Ce lundi 10 novembre 2025, le Palais de justice de Libreville a accueilli le début du procès de la Young Team, ce réseau présumé responsable du pillage des deniers publics sous l’ère Bongo. Plus qu’un procès, il est perçu comme l’un des premiers actes symboliques d’une justice indépendante et transparente au Gabon.

Dès l’ouverture des audiences, la sécurité était maximale : policiers, gendarmes et forces spéciales quadrillaient les abords du tribunal. La salle comble réunissait journalistes, observateurs de la société civile et citoyens venus suivre ce moment historique.

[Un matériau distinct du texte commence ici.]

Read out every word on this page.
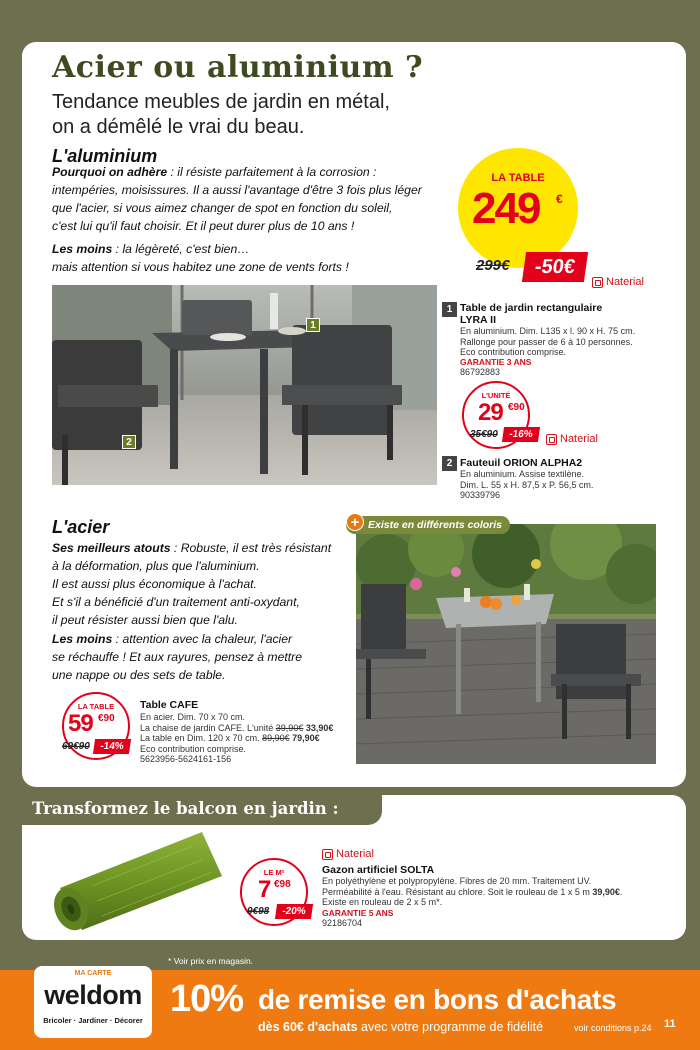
Acier ou aluminium ?
Tendance meubles de jardin en métal,
on a démêlé le vrai du beau.
L'aluminium
Pourquoi on adhère : il résiste parfaitement à la corrosion :
intempéries, moisissures. Il a aussi l'avantage d'être 3 fois plus léger
que l'acier, si vous aimez changer de spot en fonction du soleil,
c'est lui qu'il faut choisir. Et il peut durer plus de 10 ans !
Les moins : la légèreté, c'est bien…
mais attention si vous habitez une zone de vents forts !
LA TABLE
249 €
299€	-50€
Naterial
1
2
1 Table de jardin rectangulaire
LYRA II
En aluminium. Dim. L135 x l. 90 x H. 75 cm.
Rallonge pour passer de 6 à 10 personnes.
Eco contribution comprise.
GARANTIE 3 ANS
86792883
L'UNITÉ
29 €90
35€90	-16%	Naterial
2 Fauteuil ORION ALPHA2
En aluminium. Assise textilène.
Dim. L. 55 x H. 87,5 x P. 56,5 cm.
90339796
L'acier
Ses meilleurs atouts : Robuste, il est très résistant
à la déformation, plus que l'aluminium.
Il est aussi plus économique à l'achat.
Et s'il a bénéficié d'un traitement anti-oxydant,
il peut résister aussi bien que l'alu.
Les moins : attention avec la chaleur, l'acier
se réchauffe ! Et aux rayures, pensez à mettre
une nappe ou des sets de table.
Existe en différents coloris
+
LA TABLE
59 €90
69€90 -14%
Table CAFE
En acier. Dim. 70 x 70 cm.
La chaise de jardin CAFE. L'unité 39,90€ 33,90€
La table en Dim. 120 x 70 cm. 89,90€ 79,90€
Eco contribution comprise.
5623956-5624161-156
Transformez le balcon en jardin :
Naterial
LE M²
7 €98
9€98	-20%
Gazon artificiel SOLTA
En polyéthylène et polypropylène. Fibres de 20 mm. Traitement UV.
Perméabilité à l'eau. Résistant au chlore. Soit le rouleau de 1 x 5 m 39,90€.
Existe en rouleau de 2 x 5 m*.
GARANTIE 5 ANS
92186704
* Voir prix en magasin.
MA CARTE
weldom
Bricoler · Jardiner · Décorer
10% de remise en bons d'achats
dès 60€ d'achats avec votre programme de fidélité	voir conditions p.24 11
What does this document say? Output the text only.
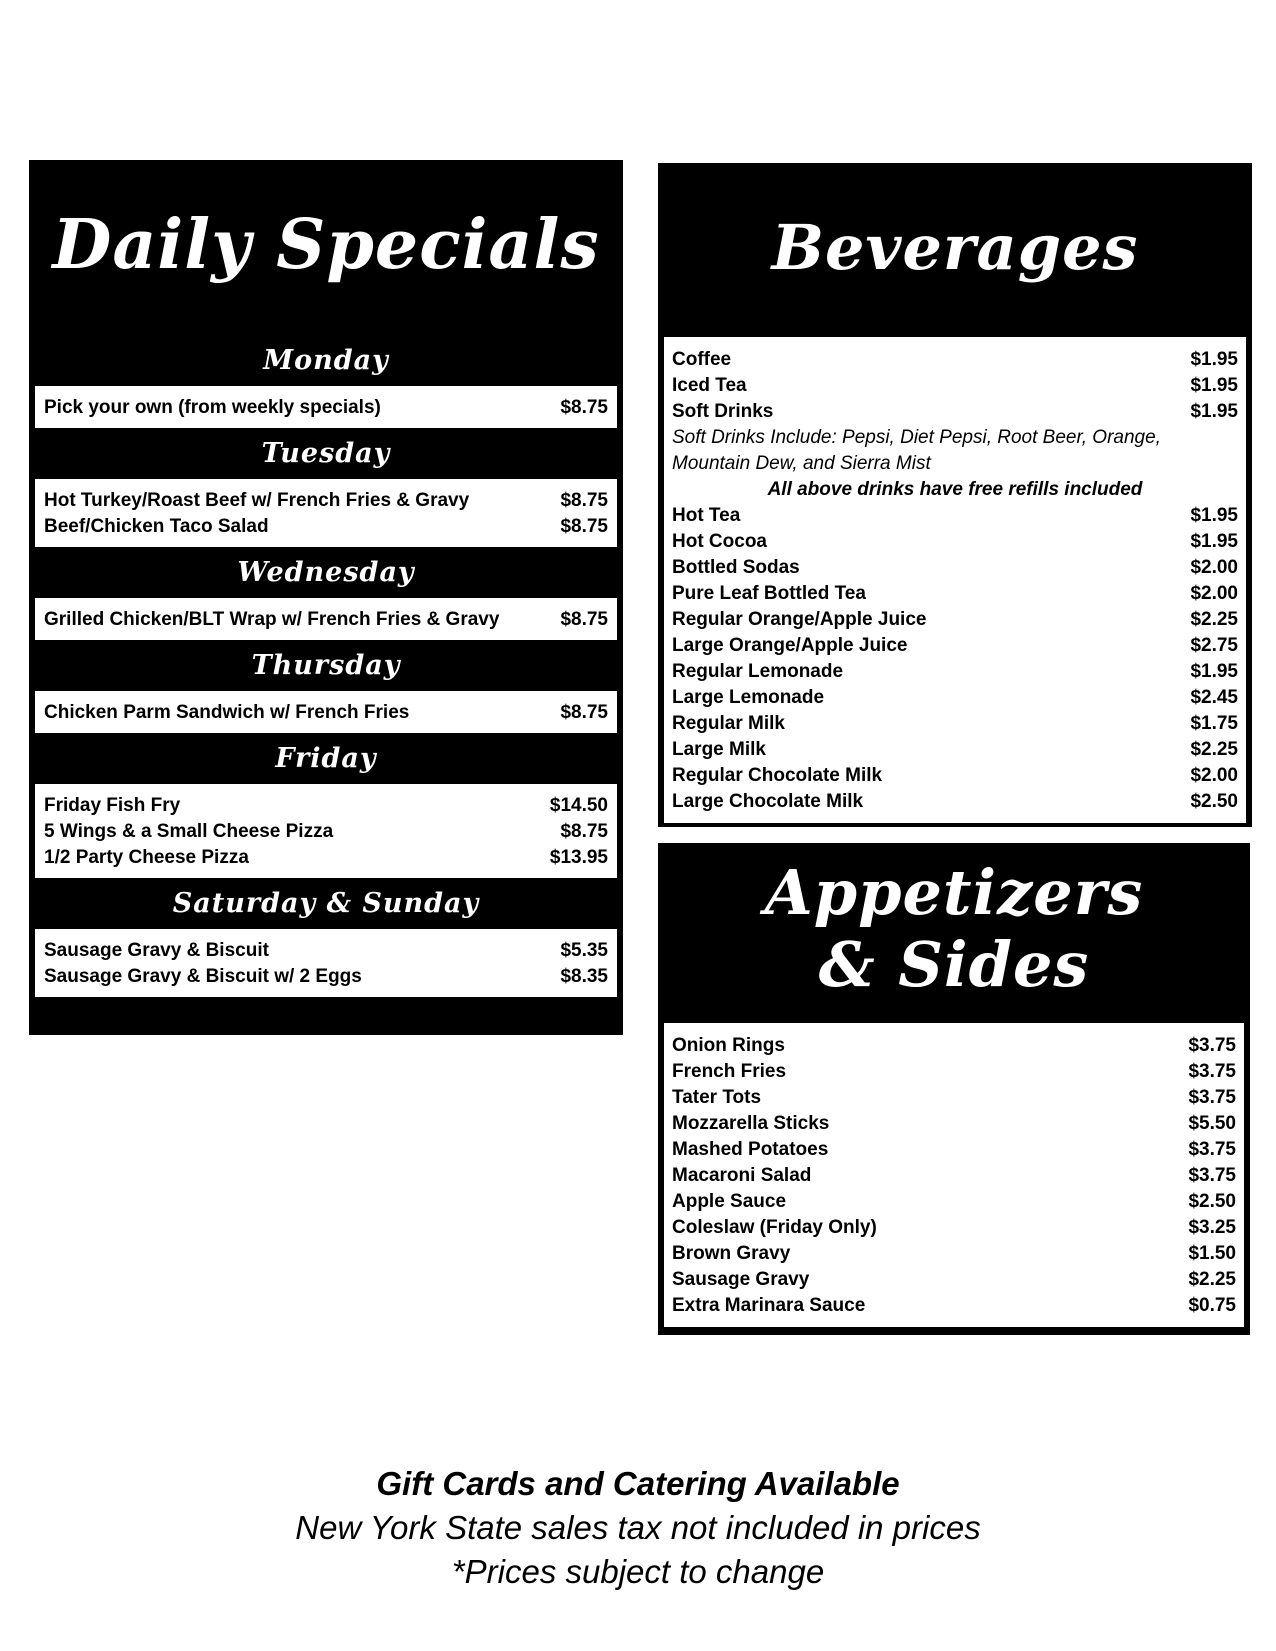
Daily Specials
Monday
Pick your own (from weekly specials)	$8.75
Tuesday
Hot Turkey/Roast Beef w/ French Fries & Gravy	$8.75
Beef/Chicken Taco Salad	$8.75
Wednesday
Grilled Chicken/BLT Wrap w/ French Fries & Gravy	$8.75
Thursday
Chicken Parm Sandwich w/ French Fries	$8.75
Friday
Friday Fish Fry	$14.50
5 Wings & a Small Cheese Pizza	$8.75
1/2 Party Cheese Pizza	$13.95
Saturday & Sunday
Sausage Gravy & Biscuit	$5.35
Sausage Gravy & Biscuit w/ 2 Eggs	$8.35
Beverages
Coffee	$1.95
Iced Tea	$1.95
Soft Drinks	$1.95
Soft Drinks Include: Pepsi, Diet Pepsi, Root Beer, Orange,
Mountain Dew, and Sierra Mist
All above drinks have free refills included
Hot Tea	$1.95
Hot Cocoa	$1.95
Bottled Sodas	$2.00
Pure Leaf Bottled Tea	$2.00
Regular Orange/Apple Juice	$2.25
Large Orange/Apple Juice	$2.75
Regular Lemonade	$1.95
Large Lemonade	$2.45
Regular Milk	$1.75
Large Milk	$2.25
Regular Chocolate Milk	$2.00
Large Chocolate Milk	$2.50
Appetizers
& Sides
Onion Rings	$3.75
French Fries	$3.75
Tater Tots	$3.75
Mozzarella Sticks	$5.50
Mashed Potatoes	$3.75
Macaroni Salad	$3.75
Apple Sauce	$2.50
Coleslaw (Friday Only)	$3.25
Brown Gravy	$1.50
Sausage Gravy	$2.25
Extra Marinara Sauce	$0.75
Gift Cards and Catering Available
New York State sales tax not included in prices
*Prices subject to change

Si plusieurs accusés ont répondu présents — Ian Ngoulou, Cyriaque Mvourandjiami, Oceni Ossa, Jessye Ella Ekogha, Jordan Kamuset et Kim Oun — l’absence remarquée de Noureddine Bongo Valentin, Sylvia Bongo Ondimba et Mohamed Ali Saliou a marqué les esprits. Les magistrats ont rappelé que ces derniers seraient jugés par contumace, conformément au code pénal gabonais.

Le procès, prévu jusqu’au 14 novembre, s’inscrit dans un contexte de lutte contre la corruption et l’impunité des élites, engagé par Brice Clotaire Oligui Nguema. Les Gabonais attendent des décisions fermes, à la hauteur des montants et des biens détournés, pour restaurer la confiance dans les institutions et assurer la restitution des fonds publics.

👁️ Le regard de Com d’Afrik

La première journée du procès de la Young Team montre à quel point la justice gabonaise est à un tournant historique.
Au-delà des personnalités mises en cause, ce procès révèle le besoin urgent de transparence et de reddition de comptes dans la gestion des finances publiques. Les absences de certains prévenus illustrent la difficulté d’appliquer le principe d’égalité devant la loi, mais le jugement par contumace rappelle que nul n’est au-dessus de la justice.

Pour Com d’Afrik, ce procès est un véritable test pour l’État gabonais : il mesure la capacité des institutions à affronter un passé marqué par l’impunité et à envoyer un message clair sur la responsabilité des élites. Dans ces quatre jours, le Gabon se joue son image nationale et internationale, et chaque audience pèse lourdement sur la crédibilité de son système judiciaire.